Apparently, the lives of the über-rich are illustrated in Chrystia Freeland’s new book, Plutocrats: The Rise of the New Global Super-Rich and the Fall of Everyone Else.
In Freeland’s telling, one crucial factor distinguishes today’s uber-rich from their forebears: They carry a striking sense of entitlement, seeing themselves as people who have constructed their own fortunes, as opposed to aristocrats who inherited their affluence. Freeland calls them the “working rich,” and she makes clear that this is indeed how they see themselves. Given their self conceptions as rugged individualists whose wealth reflects not the accident of birth but their own pluck and savvy, they are of little mind to share their rightful winnings with anyone else — especially not with losers who failed to erect their own fortunes, or government bureaucrats sustained by taxing other people’s loot.
On the other end, we can participate in “slum tourism.”
What is it about the slums that attracts hordes of tourists each year?
Dr Malte Steinbrink at the University of Osnabruck in Germany, says: “We are currently witnessing a tremendous growth in slum tourism worldwide, especially in the global south.”
He notes that the trend started in Victorian London over 150 years ago, when people from the London upper class were curious to see what happened in the East End.
In the global south it is a quite recent phenomenon – starting at the beginning of the 1990s in South Africa after the end of apartheid, when Nelson Mandela was released from prison.

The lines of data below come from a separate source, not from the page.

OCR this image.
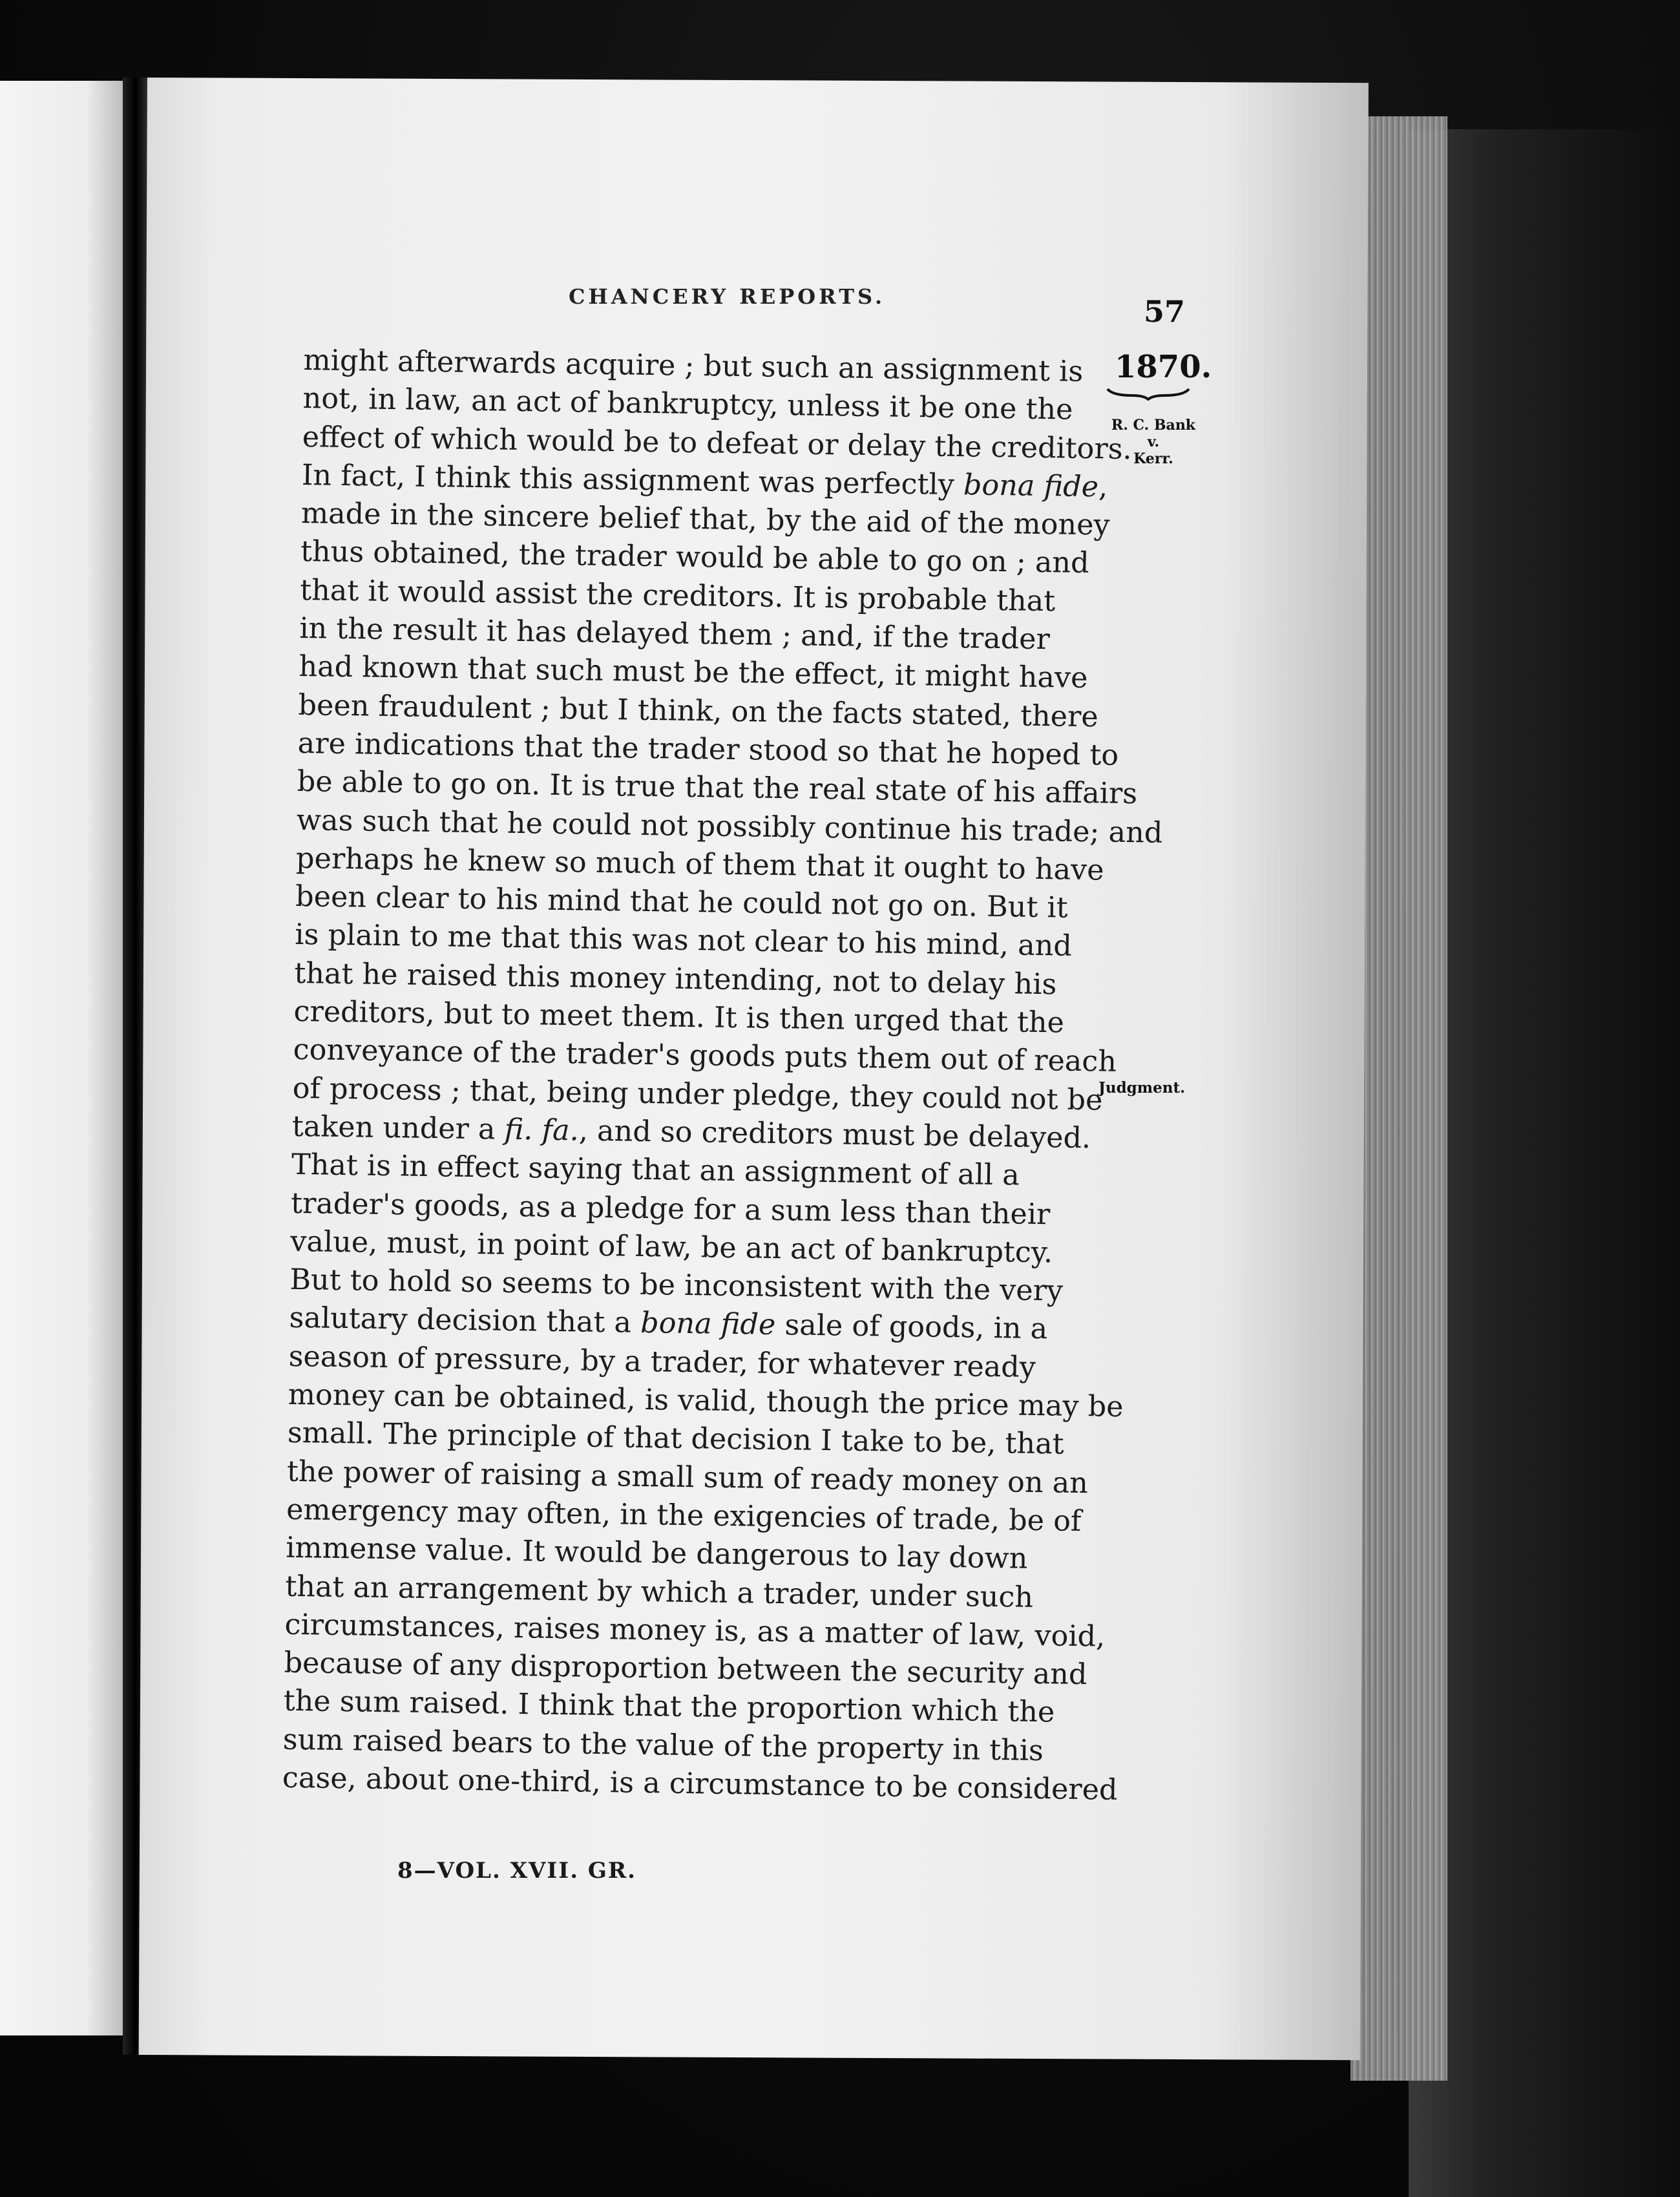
CHANCERY REPORTS.	57
1870.
R. C. Bank
v.
Kerr.
Judgment.
might afterwards acquire ; but such an assignment is
not, in law, an act of bankruptcy, unless it be one the
effect of which would be to defeat or delay the creditors.
In fact, I think this assignment was perfectly bona fide,
made in the sincere belief that, by the aid of the money
thus obtained, the trader would be able to go on ; and
that it would assist the creditors. It is probable that
in the result it has delayed them ; and, if the trader
had known that such must be the effect, it might have
been fraudulent ; but I think, on the facts stated, there
are indications that the trader stood so that he hoped to
be able to go on. It is true that the real state of his affairs
was such that he could not possibly continue his trade; and
perhaps he knew so much of them that it ought to have
been clear to his mind that he could not go on. But it
is plain to me that this was not clear to his mind, and
that he raised this money intending, not to delay his
creditors, but to meet them. It is then urged that the
conveyance of the trader's goods puts them out of reach
of process ; that, being under pledge, they could not be
taken under a fi. fa., and so creditors must be delayed.
That is in effect saying that an assignment of all a
trader's goods, as a pledge for a sum less than their
value, must, in point of law, be an act of bankruptcy.
But to hold so seems to be inconsistent with the very
salutary decision that a bona fide sale of goods, in a
season of pressure, by a trader, for whatever ready
money can be obtained, is valid, though the price may be
small. The principle of that decision I take to be, that
the power of raising a small sum of ready money on an
emergency may often, in the exigencies of trade, be of
immense value. It would be dangerous to lay down
that an arrangement by which a trader, under such
circumstances, raises money is, as a matter of law, void,
because of any disproportion between the security and
the sum raised. I think that the proportion which the
sum raised bears to the value of the property in this
case, about one-third, is a circumstance to be considered
8—VOL. XVII. GR.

“Tourists came to South Africa and wanted to see the townships and places of the apartheid repression and Mandela’s house – so it began as a niche tourism for tourists with a special political interest,” says Dr Steinbrink.
If we’re going to spend our time looking at all this softcore porn stemming from growing inequality, it’s about time we asked for explicit portrayals of how the über-rich are screwing the poor and everyone else.